Kirsten floored the gas pedal. The giant black wave was right behind the truck, but she refused to look at it. She kept her eyes on Dongshan Avenue, which ran alongside the base of the tree-covered ridge they’d just traveled under in the tunnel a few seconds before. Up ahead, on the left, she saw something extraordinary—a wide stairway rising from street level and climbing at least a hundred feet up the ridge. At the top of the stairs was a large building with an arched roof. It was probably a railway station, but that didn’t matter. The important thing was that it stood above the floodwaters.

Jim saw it, too, and pointed at the stairway from the passenger seat. He opened his mouth and yelled something at her, but Kirsten couldn’t hear him. She couldn’t hear the truck’s engine either, even though its overworked pistons had to be shrieking from the acceleration. All she could hear was the roar of the floodwaters, a deep, deafening noise that shook the truck’s chassis and echoed against the ridge. The stairway was still a hundred feet ahead, but the roaring of the black wave was right in Kirsten’s ears, maddening and relentless, like the voice of Death itself. She’d heard that voice once before, fifteen years ago in Nairobi, where Death had spoken one percussive syllable that shattered all the windows in the American embassy. But now the voice was louder and roaring with laughter.

The voice enraged Kirsten. Her hands tightened on the steering wheel and her foot mashed the accelerator, and she screamed, “
Fuck you! Fuck you, motherfucker!
” Then the stairway loomed in front of her, and she jerked the steering wheel to the left and the single front tire of their three-wheeled truck scudded over the steps.

The truck jangled and clanked and clattered up the stairway. Kirsten held on to the steering wheel for dear life while Jim gripped the dashboard. They ascended at an insane velocity, bouncing and juddering inside the truck’s cab. In less than three seconds, they were fifty feet above the street, high enough that the leading edge of the flood missed them. Kirsten dared a look at the rearview mirror and saw the black wave surging down Dongshan Avenue, tossing cars and trucks and buses in the air. But before she could breathe a sigh of relief, a second, higher wave rushed up the stairway and lashed against the truck bed. Kirsten lost control of the vehicle and they careened to the right, but their forward momentum carried them over the last steps. With a final jolt, the cab broke off from the truck bed and slid across the plaza at the top of the stairway.

The cab came to rest on its driver-side door. Kirsten was scrunched between her seat and the door, with Jim lying on top of her. After a bit of maneuvering, he slammed his prosthesis against the passenger-side door, bursting it open. Then he reached for Kirsten and helped her out of the wreck.

Once they were out of the truck and standing on the plaza, Jim looked her over. “You okay?” he asked. “Anything broken?”

She took a moment to examine herself. She had a few cuts on her hands and forearms, but no serious injuries. “Yeah, I’m okay.”

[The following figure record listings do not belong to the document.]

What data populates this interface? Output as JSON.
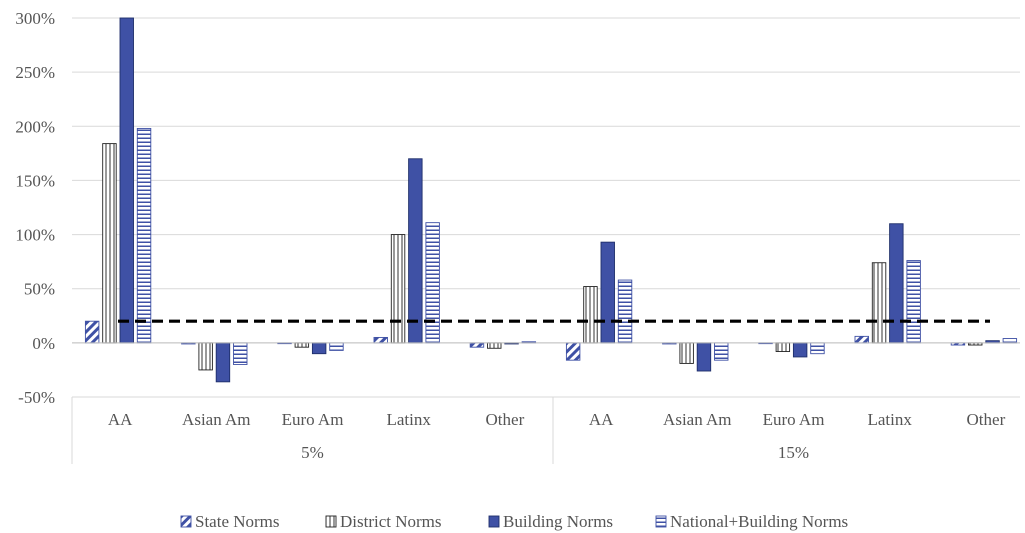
{
  "chart_data": {
    "type": "bar",
    "title": "",
    "xlabel": "",
    "ylabel": "",
    "ylim": [
      -50,
      300
    ],
    "ytick_values": [
      -50,
      0,
      50,
      100,
      150,
      200,
      250,
      300
    ],
    "ytick_labels": [
      "-50%",
      "0%",
      "50%",
      "100%",
      "150%",
      "200%",
      "250%",
      "300%"
    ],
    "grid": true,
    "legend_position": "bottom",
    "reference_line": {
      "value": 20,
      "style": "dashed",
      "color": "#000000"
    },
    "groups": [
      {
        "label": "5%",
        "categories": [
          "AA",
          "Asian Am",
          "Euro Am",
          "Latinx",
          "Other"
        ]
      },
      {
        "label": "15%",
        "categories": [
          "AA",
          "Asian Am",
          "Euro Am",
          "Latinx",
          "Other"
        ]
      }
    ],
    "series": [
      {
        "name": "State Norms",
        "pattern": "diagonal",
        "color": "#3f51a5",
        "values": [
          20,
          -1,
          0,
          5,
          -4,
          -16,
          -1,
          0,
          6,
          -2
        ]
      },
      {
        "name": "District Norms",
        "pattern": "vertical",
        "color": "#3f51a5",
        "values": [
          184,
          -25,
          -4,
          100,
          -5,
          52,
          -19,
          -8,
          74,
          -2
        ]
      },
      {
        "name": "Building Norms",
        "pattern": "solid",
        "color": "#3f51a5",
        "values": [
          300,
          -36,
          -10,
          170,
          -1,
          93,
          -26,
          -13,
          110,
          2
        ]
      },
      {
        "name": "National+Building Norms",
        "pattern": "horizontal",
        "color": "#3f51a5",
        "values": [
          198,
          -20,
          -7,
          111,
          1,
          58,
          -16,
          -10,
          76,
          4
        ]
      }
    ]
  }
}
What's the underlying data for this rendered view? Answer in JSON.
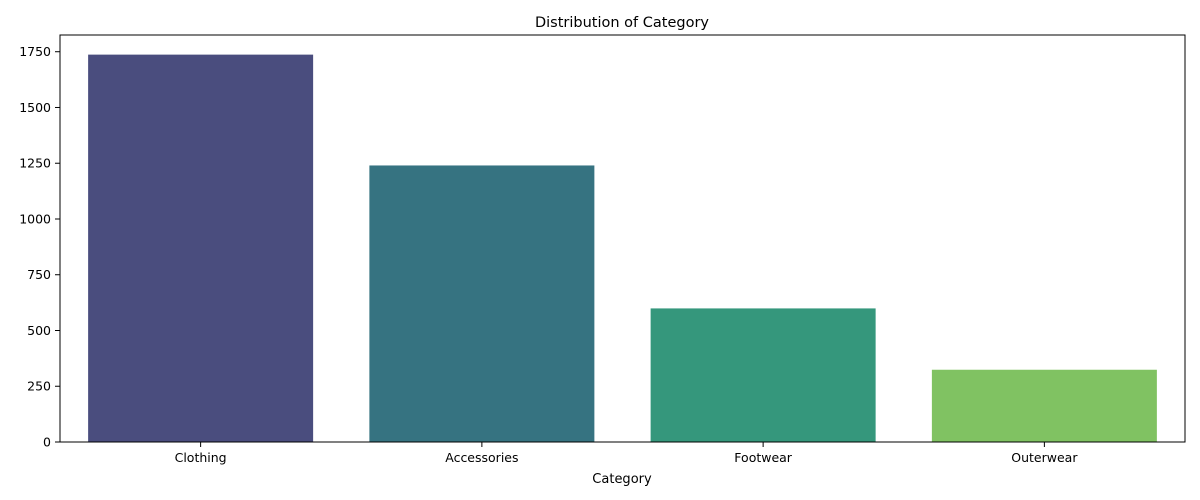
{
  "chart_data": {
    "type": "bar",
    "title": "Distribution of Category",
    "xlabel": "Category",
    "ylabel": "",
    "categories": [
      "Clothing",
      "Accessories",
      "Footwear",
      "Outerwear"
    ],
    "values": [
      1737,
      1240,
      599,
      324
    ],
    "colors": [
      "#4a4d7e",
      "#367381",
      "#35977c",
      "#80c262"
    ],
    "ylim": [
      0,
      1825
    ],
    "yticks": [
      0,
      250,
      500,
      750,
      1000,
      1250,
      1500,
      1750
    ],
    "grid": false,
    "legend": "none"
  }
}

Kirsten expected him to grab her arm and start running across the plaza, but, instead, he stepped forward and hugged her. She looked over his shoulder and saw the stairway going down to the flooded city. Yichang’s downtown looked like a vast marsh with a thousand square islands, each a city block full of demolished masonry. Hundreds of overturned vehicles floated in the black water. And countless bodies.

She started to cry. Her ruined eyes could still do that. They filled with tears, but because her vision came from the video cameras in her glasses, the ghastly image of Yichang remained unblurred. “My God,” she whispered. “There’s millions of them. Millions.”

Jim tightened his hold on her. “It’s Supreme Harmony. The network did this.”